Las empresas de Vaca Muerta arrasan en el mercado de deuda: ¿quiénes consiguieron los dólares más baratos?
Las empresas energéticas captaron US$ 5.307 millones en obligaciones negociables durante el primer semestre del año. El mercado premió la solidez de los jugadores de Vaca Muerta con financiamiento a largo plazo y tasas de un dígito.
El motor de Vaca Muerta necesita combustible financiero de forma constante. Las empresas del sector energético consolidaron su hegemonía en el mercado de capitales argentino durante la primera mitad de 2026. Según el último informe de la consultora RICSA, la industria de los hidrocarburos y la energía eléctrica capturó el 55,1% del volumen total emitido en Obligaciones Negociables (ONs).
Las compañías del sector levantaron US$ 5.307 millones sobre un total general de US$ 9.632 millones. El dato cobra mayor relevancia al contrastarlo con la cantidad de operaciones. Energía representó apenas el 14% de las series emitidas, con 24 colocaciones en total. La métrica refleja una tendencia clara: el sector petrolero y gasífero busca y consigue tickets de altísimo volumen.
El mercado primario en su conjunto mostró una sólida expansión del 8% frente al mismo periodo de 2025. Sin embargo, la aceleración de las empresas energéticas marcó el pulso real de la plaza. La demanda de financiamiento del sector saltó un 87% entre el primer y el segundo trimestre del año.
El club de los millones: YPF, Pampa y Vista
La extrema concentración caracteriza al mercado corporativo energético. Los diez principales emisores acapararon el 90,8% del volumen total de la industria. Esta cifra equivale al 50% de todo el mercado de deuda corporativa de la República Argentina.
YPF lideró el pelotón con holgura. La petrolera de mayoría estatal concretó tres emisiones y recaudó US$ 833 millones. Pampa Energía escoltó a la firma de bandera con US$ 700 millones en tres operaciones. Edenor completó el podio con US$ 640 millones.
Pluspetrol y Vista Energy, dos actores fundamentales en el desarrollo del shale neuquino, también pisaron fuerte en la bolsa. Ambas compañías levantaron US$ 617 y 500 millones, respectivamente. Con estos jugadores en la cancha, el ticket promedio del sector trepó a US$ 221 millones, un alza interanual del 66%.
Diversificación y el desafío del midstream
El ecosistema energético trasciende la mera extracción de crudo y gas. El reporte de RICSA identifica la participación de 17 emisores distintos, abarcando subsectores críticos como exploración y producción (E&P), midstream, generación y distribución.
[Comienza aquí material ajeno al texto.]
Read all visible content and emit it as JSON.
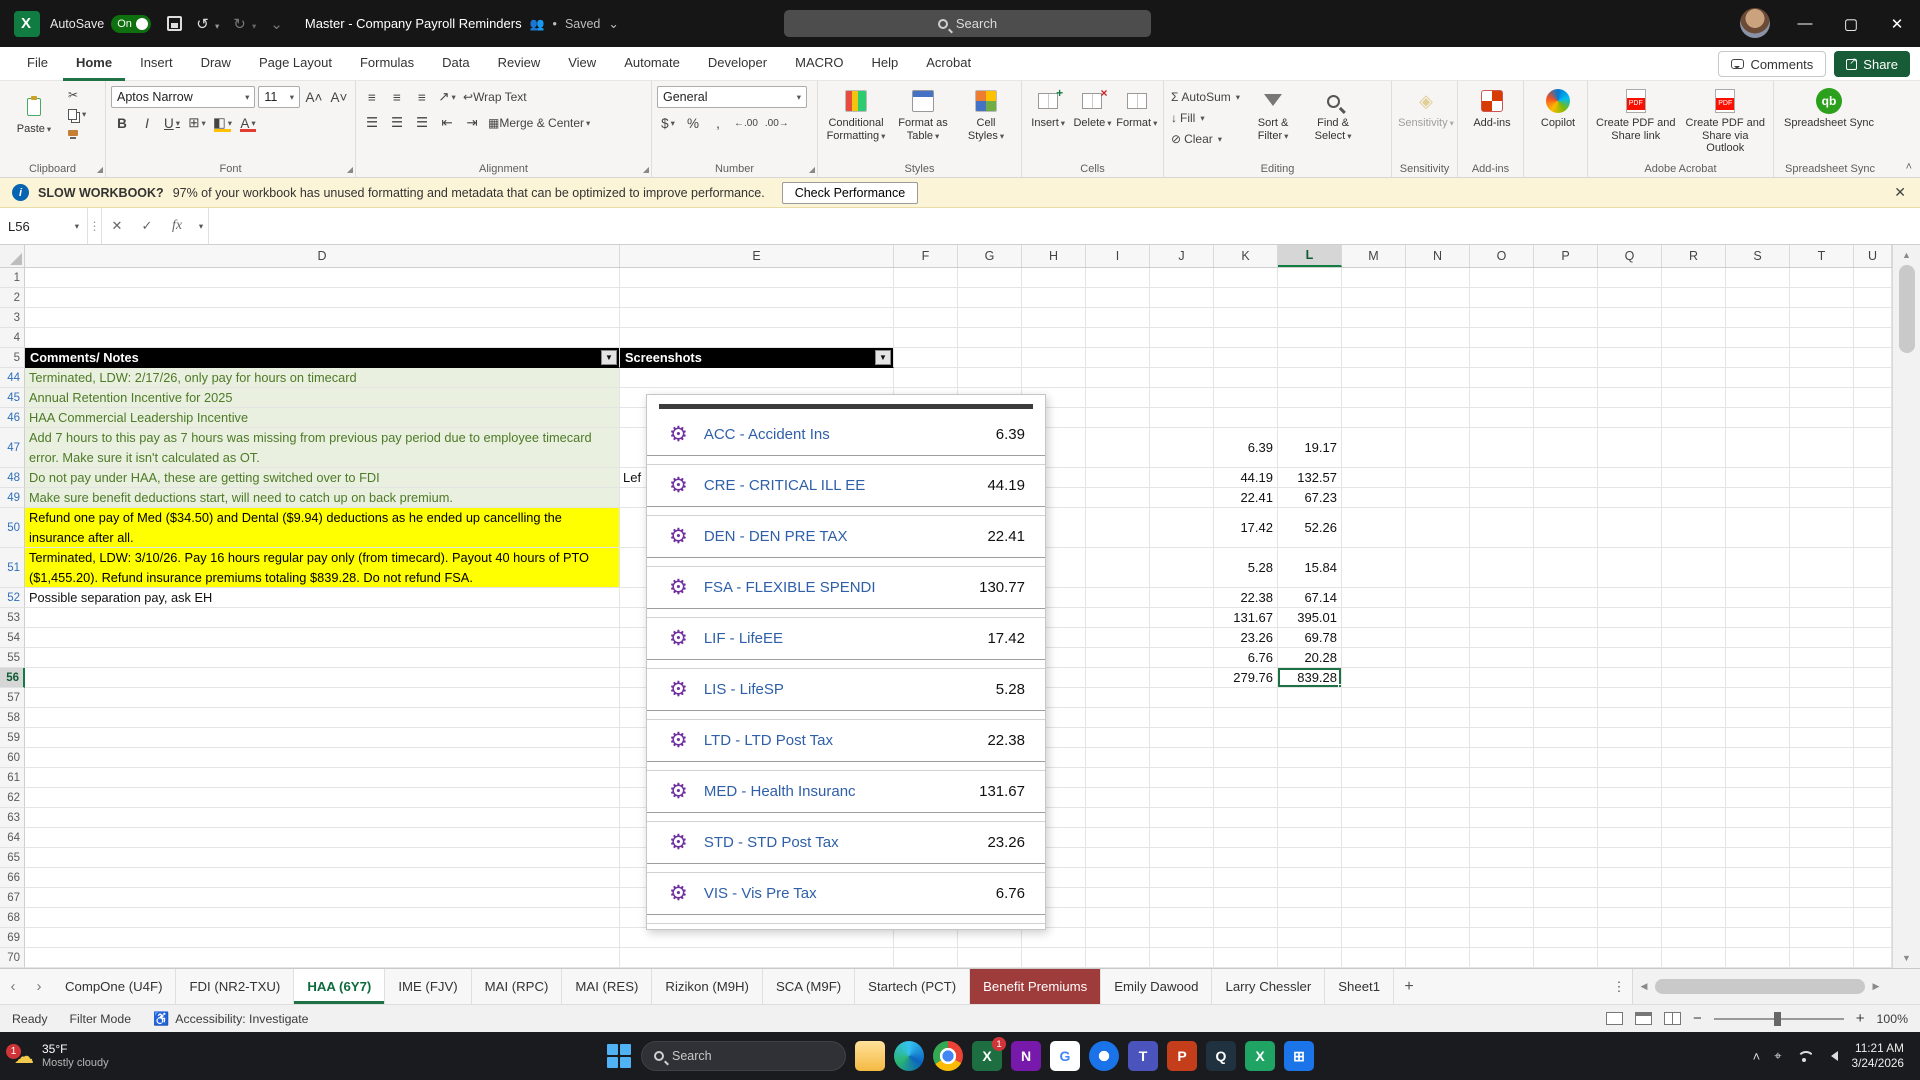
{
  "titlebar": {
    "autosave_label": "AutoSave",
    "autosave_state": "On",
    "title": "Master - Company Payroll Reminders",
    "saved_status": "Saved",
    "search_placeholder": "Search"
  },
  "ribbon_tabs": {
    "items": [
      "File",
      "Home",
      "Insert",
      "Draw",
      "Page Layout",
      "Formulas",
      "Data",
      "Review",
      "View",
      "Automate",
      "Developer",
      "MACRO",
      "Help",
      "Acrobat"
    ],
    "active": "Home",
    "comments_label": "Comments",
    "share_label": "Share"
  },
  "ribbon": {
    "clipboard": {
      "group_label": "Clipboard",
      "paste_label": "Paste"
    },
    "font": {
      "group_label": "Font",
      "font_name": "Aptos Narrow",
      "font_size": "11"
    },
    "alignment": {
      "group_label": "Alignment",
      "wrap_text_label": "Wrap Text",
      "merge_center_label": "Merge & Center"
    },
    "number": {
      "group_label": "Number",
      "number_format": "General"
    },
    "styles": {
      "group_label": "Styles",
      "conditional_label": "Conditional Formatting",
      "format_table_label": "Format as Table",
      "cell_styles_label": "Cell Styles"
    },
    "cells": {
      "group_label": "Cells",
      "insert_label": "Insert",
      "delete_label": "Delete",
      "format_label": "Format"
    },
    "editing": {
      "group_label": "Editing",
      "autosum_label": "AutoSum",
      "fill_label": "Fill",
      "clear_label": "Clear",
      "sort_label": "Sort & Filter",
      "find_label": "Find & Select"
    },
    "sensitivity": {
      "group_label": "Sensitivity",
      "button_label": "Sensitivity"
    },
    "addins": {
      "group_label": "Add-ins",
      "button_label": "Add-ins"
    },
    "copilot": {
      "button_label": "Copilot"
    },
    "acrobat": {
      "group_label": "Adobe Acrobat",
      "create_share_label": "Create PDF and Share link",
      "create_outlook_label": "Create PDF and Share via Outlook"
    },
    "sync": {
      "group_label": "Spreadsheet Sync",
      "button_label": "Spreadsheet Sync",
      "badge": "qb"
    }
  },
  "notification": {
    "title": "SLOW WORKBOOK?",
    "message": "97% of your workbook has unused formatting and metadata that can be optimized to improve performance.",
    "action_label": "Check Performance"
  },
  "formula_bar": {
    "name_box": "L56",
    "fx_label": "fx",
    "formula_value": ""
  },
  "grid": {
    "visible_columns": [
      "D",
      "E",
      "F",
      "G",
      "H",
      "I",
      "J",
      "K",
      "L",
      "M",
      "N",
      "O",
      "P",
      "Q",
      "R",
      "S",
      "T",
      "U"
    ],
    "selected_column": "L",
    "selected_cell": "L56",
    "table_headers": {
      "comments": "Comments/ Notes",
      "screenshots": "Screenshots"
    },
    "rows": [
      {
        "n": "1"
      },
      {
        "n": "2"
      },
      {
        "n": "3"
      },
      {
        "n": "4"
      },
      {
        "n": "5",
        "type": "header"
      },
      {
        "n": "44",
        "cls": "green",
        "d": "Terminated, LDW: 2/17/26, only pay for hours on timecard"
      },
      {
        "n": "45",
        "cls": "green",
        "d": "Annual Retention Incentive for 2025"
      },
      {
        "n": "46",
        "cls": "green",
        "d": "HAA Commercial Leadership Incentive"
      },
      {
        "n": "47",
        "h": 2,
        "cls": "green",
        "d": "Add 7 hours to this pay as 7 hours was missing from previous pay period due to employee timecard error. Make sure it isn't calculated as OT.",
        "k": "6.39",
        "l": "19.17"
      },
      {
        "n": "48",
        "cls": "green",
        "d": "Do not pay under HAA, these are getting switched over to FDI",
        "e": "Lef",
        "k": "44.19",
        "l": "132.57"
      },
      {
        "n": "49",
        "cls": "green",
        "d": "Make sure benefit deductions start, will need to catch up on back premium.",
        "k": "22.41",
        "l": "67.23"
      },
      {
        "n": "50",
        "h": 2,
        "cls": "yellow",
        "d": "Refund one pay of Med ($34.50) and Dental ($9.94) deductions as he ended up cancelling the insurance after all.",
        "k": "17.42",
        "l": "52.26"
      },
      {
        "n": "51",
        "h": 2,
        "cls": "yellow",
        "d": "Terminated, LDW: 3/10/26. Pay 16 hours regular pay only (from timecard). Payout 40 hours of PTO ($1,455.20). Refund insurance premiums totaling $839.28. Do not refund FSA.",
        "k": "5.28",
        "l": "15.84"
      },
      {
        "n": "52",
        "d": "Possible separation pay, ask EH",
        "k": "22.38",
        "l": "67.14"
      },
      {
        "n": "53",
        "k": "131.67",
        "l": "395.01"
      },
      {
        "n": "54",
        "k": "23.26",
        "l": "69.78"
      },
      {
        "n": "55",
        "k": "6.76",
        "l": "20.28"
      },
      {
        "n": "56",
        "k": "279.76",
        "l": "839.28",
        "sel": true
      },
      {
        "n": "57"
      },
      {
        "n": "58"
      },
      {
        "n": "59"
      },
      {
        "n": "60"
      },
      {
        "n": "61"
      },
      {
        "n": "62"
      },
      {
        "n": "63"
      },
      {
        "n": "64"
      },
      {
        "n": "65"
      },
      {
        "n": "66"
      },
      {
        "n": "67"
      },
      {
        "n": "68"
      },
      {
        "n": "69"
      },
      {
        "n": "70"
      }
    ]
  },
  "screenshot_overlay": {
    "items": [
      {
        "label": "ACC - Accident Ins",
        "amount": "6.39"
      },
      {
        "label": "CRE - CRITICAL ILL EE",
        "amount": "44.19"
      },
      {
        "label": "DEN - DEN PRE TAX",
        "amount": "22.41"
      },
      {
        "label": "FSA - FLEXIBLE SPENDI",
        "amount": "130.77"
      },
      {
        "label": "LIF - LifeEE",
        "amount": "17.42"
      },
      {
        "label": "LIS - LifeSP",
        "amount": "5.28"
      },
      {
        "label": "LTD - LTD Post Tax",
        "amount": "22.38"
      },
      {
        "label": "MED - Health Insuranc",
        "amount": "131.67"
      },
      {
        "label": "STD - STD Post Tax",
        "amount": "23.26"
      },
      {
        "label": "VIS - Vis Pre Tax",
        "amount": "6.76"
      }
    ]
  },
  "sheet_tabs": {
    "tabs": [
      {
        "label": "CompOne (U4F)"
      },
      {
        "label": "FDI (NR2-TXU)"
      },
      {
        "label": "HAA (6Y7)",
        "active": true
      },
      {
        "label": "IME (FJV)"
      },
      {
        "label": "MAI (RPC)"
      },
      {
        "label": "MAI (RES)"
      },
      {
        "label": "Rizikon (M9H)"
      },
      {
        "label": "SCA (M9F)"
      },
      {
        "label": "Startech (PCT)"
      },
      {
        "label": "Benefit Premiums",
        "color": "#9E3B3B"
      },
      {
        "label": "Emily Dawood"
      },
      {
        "label": "Larry Chessler"
      },
      {
        "label": "Sheet1"
      }
    ],
    "add_label": "+"
  },
  "status_bar": {
    "ready": "Ready",
    "filter_mode": "Filter Mode",
    "accessibility": "Accessibility: Investigate",
    "zoom": "100%"
  },
  "taskbar": {
    "weather_temp": "35°F",
    "weather_desc": "Mostly cloudy",
    "weather_badge": "1",
    "search_label": "Search",
    "time": "11:21 AM",
    "date": "3/24/2026",
    "icons": [
      {
        "name": "file-explorer"
      },
      {
        "name": "edge"
      },
      {
        "name": "chrome"
      },
      {
        "name": "excel",
        "text": "X",
        "badge": "1"
      },
      {
        "name": "onenote",
        "text": "N"
      },
      {
        "name": "google",
        "text": "G"
      },
      {
        "name": "browser"
      },
      {
        "name": "teams",
        "text": "T"
      },
      {
        "name": "powerpoint",
        "text": "P"
      },
      {
        "name": "quickbooks",
        "text": "Q"
      },
      {
        "name": "sheets",
        "text": "X"
      },
      {
        "name": "store",
        "text": "⊞"
      }
    ]
  },
  "colors": {
    "excel_green": "#217346",
    "selection_green": "#1E7145",
    "sheet_tab_red": "#9E3B3B",
    "note_green_bg": "#E9F0DF",
    "note_green_text": "#4F7A28",
    "highlight_yellow": "#FFFF00",
    "gear_purple": "#7030A0",
    "overlay_item_blue": "#2E5FA8"
  }
}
Para sostener el nivel de actividad en Vaca Muerta, las inversiones en infraestructura de transporte resultan vitales. Los dólares captados en el mercado fluyen de manera directa hacia la ampliación de gasoductos, oleoductos y plantas de tratamiento. Sin esta inyección de capital intensivo, los cuellos de botella ahogarían los récords de producción que mes a mes reporta la provincia de Neuquén.
Las operadoras demuestran una eficiencia financiera notable. El aumento en el tamaño de los tickets revela que las corporaciones evitan la atomización de sus pasivos. Salen al mercado menos veces, pero exigen volúmenes mucho más contundentes para fondear obras de escala.
La paradoja de las tasas y los plazos
El dato más revelador del semestre radica en la dispersión de las tasas de interés. El mercado opera con una curva de crédito propia y exclusiva para el segmento energético. Los inversores aplican una lupa estricta sobre los perfiles crediticios individuales y discriminan el riesgo de forma activa.
El costo promedio de financiamiento se ubicó en el 8,1% TNA en dólares. La cifra marca un ligero incremento frente al 7,3% registrado en 2025. No obstante, la brecha entre empresas alcanzó los 640 puntos básicos. Pampa Energía logró la tasa más barata de la plaza con un 5%, mientras que Compañía General de Combustibles (CGC) convalidó un 12%.
La lógica financiera tradicional dicta que los plazos más largos exigen tasas más altas. El mercado local invirtió esta regla para las corporaciones de primera línea. Vista Energy emitió deuda a más de 12 años (146,1 meses) y Pampa Energía a casi 12 años (139,8 meses). Ambas firmas se financiaron por debajo del 8% TNA. En el extremo opuesto, Crown Point y CGC pagaron entre 11% y 12% por plazos cortos de dos a tres años. La tasa, hoy por hoy, depende del perfil de la empresa y no del calendario.
La estructura del financiamiento energético refleja de forma directa la matriz de ingresos de la industria. El 99,4% de las emisiones del sector se canalizó en dólares. Las compañías con perfiles exportadores dominan la escena.